Child care gets a major overhaul too, with a new federal entitlement program kicking off in October 2026. This means if you're a parent with a child from birth through age five, and your family income is at or below 250% of your state's median income, you're entitled to child care assistance. Your copayment would be capped on a sliding scale, from zero for the lowest incomes up to 7% of your income. This is designed to significantly reduce the burden of child care costs, potentially freeing up parents to work more or pursue education. States would also have to pay providers enough to cover actual costs, including a living wage for staff, which could improve quality and reduce turnover. And if your state opts out, federal funds could go directly to local governments or Head Start programs, so families aren't left high and dry.

Finally, for public school teachers, the bill sets a federal minimum salary of $60,000 per year, starting in fiscal year 2027, with inflation adjustments. Experienced teachers would also need to earn more than new ones. The federal government would provide $14.5 billion in funding for 2027 to help states meet this, with states having to submit plans to show how they'll hit these goals within three years. This could be a huge boost for teacher recruitment and retention, especially in districts where pay has lagged.
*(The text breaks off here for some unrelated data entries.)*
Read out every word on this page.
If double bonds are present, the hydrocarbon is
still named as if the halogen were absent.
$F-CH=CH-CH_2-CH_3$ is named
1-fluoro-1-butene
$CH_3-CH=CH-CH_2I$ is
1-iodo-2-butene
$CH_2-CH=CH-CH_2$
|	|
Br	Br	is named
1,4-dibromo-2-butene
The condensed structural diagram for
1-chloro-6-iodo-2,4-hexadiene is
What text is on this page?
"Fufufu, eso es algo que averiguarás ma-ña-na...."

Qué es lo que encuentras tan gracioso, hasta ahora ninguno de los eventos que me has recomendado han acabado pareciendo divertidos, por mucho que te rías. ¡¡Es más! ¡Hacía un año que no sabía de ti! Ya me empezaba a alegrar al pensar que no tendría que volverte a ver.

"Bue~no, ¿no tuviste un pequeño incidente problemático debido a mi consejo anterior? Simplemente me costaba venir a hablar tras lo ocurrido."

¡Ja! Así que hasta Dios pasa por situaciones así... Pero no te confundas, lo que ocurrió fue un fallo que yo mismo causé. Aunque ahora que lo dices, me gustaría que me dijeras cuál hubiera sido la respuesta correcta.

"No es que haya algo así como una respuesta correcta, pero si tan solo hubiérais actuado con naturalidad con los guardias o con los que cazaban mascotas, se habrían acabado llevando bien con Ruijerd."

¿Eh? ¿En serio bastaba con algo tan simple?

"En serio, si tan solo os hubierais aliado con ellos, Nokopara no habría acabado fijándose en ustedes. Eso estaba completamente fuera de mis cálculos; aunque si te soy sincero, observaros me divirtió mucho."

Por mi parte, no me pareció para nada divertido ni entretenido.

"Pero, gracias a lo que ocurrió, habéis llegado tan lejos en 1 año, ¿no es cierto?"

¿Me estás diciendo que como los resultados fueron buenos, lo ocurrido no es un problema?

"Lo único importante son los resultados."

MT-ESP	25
However, states and local districts, particularly smaller rural ones with tighter budgets, might feel the squeeze to meet these new salary requirements and matching funds, potentially needing to reallocate funds or raise taxes.

Care for Our Elders and Those with Disabilities

Lastly, the bill makes significant investments in home and community-based services (HCBS) for seniors and people with disabilities. This means more options for care at home instead of in nursing homes. States would get planning grants and increased federal matching funds (an 8-percentage-point boost, plus another 2 points for states that let beneficiaries direct their own care) to expand access and improve the direct care workforce. This includes requiring states to update payment rates every three years to ensure these critical workers get paid better, and that those increases actually reach them. Plus, protections that prevent a spouse from being forced into poverty when their partner needs long-term care are made permanent, as is the 'Money Follows the Person' program, which helps people transition out of nursing homes. This is a big win for dignity and independence, ensuring more people can receive care in their own homes and communities.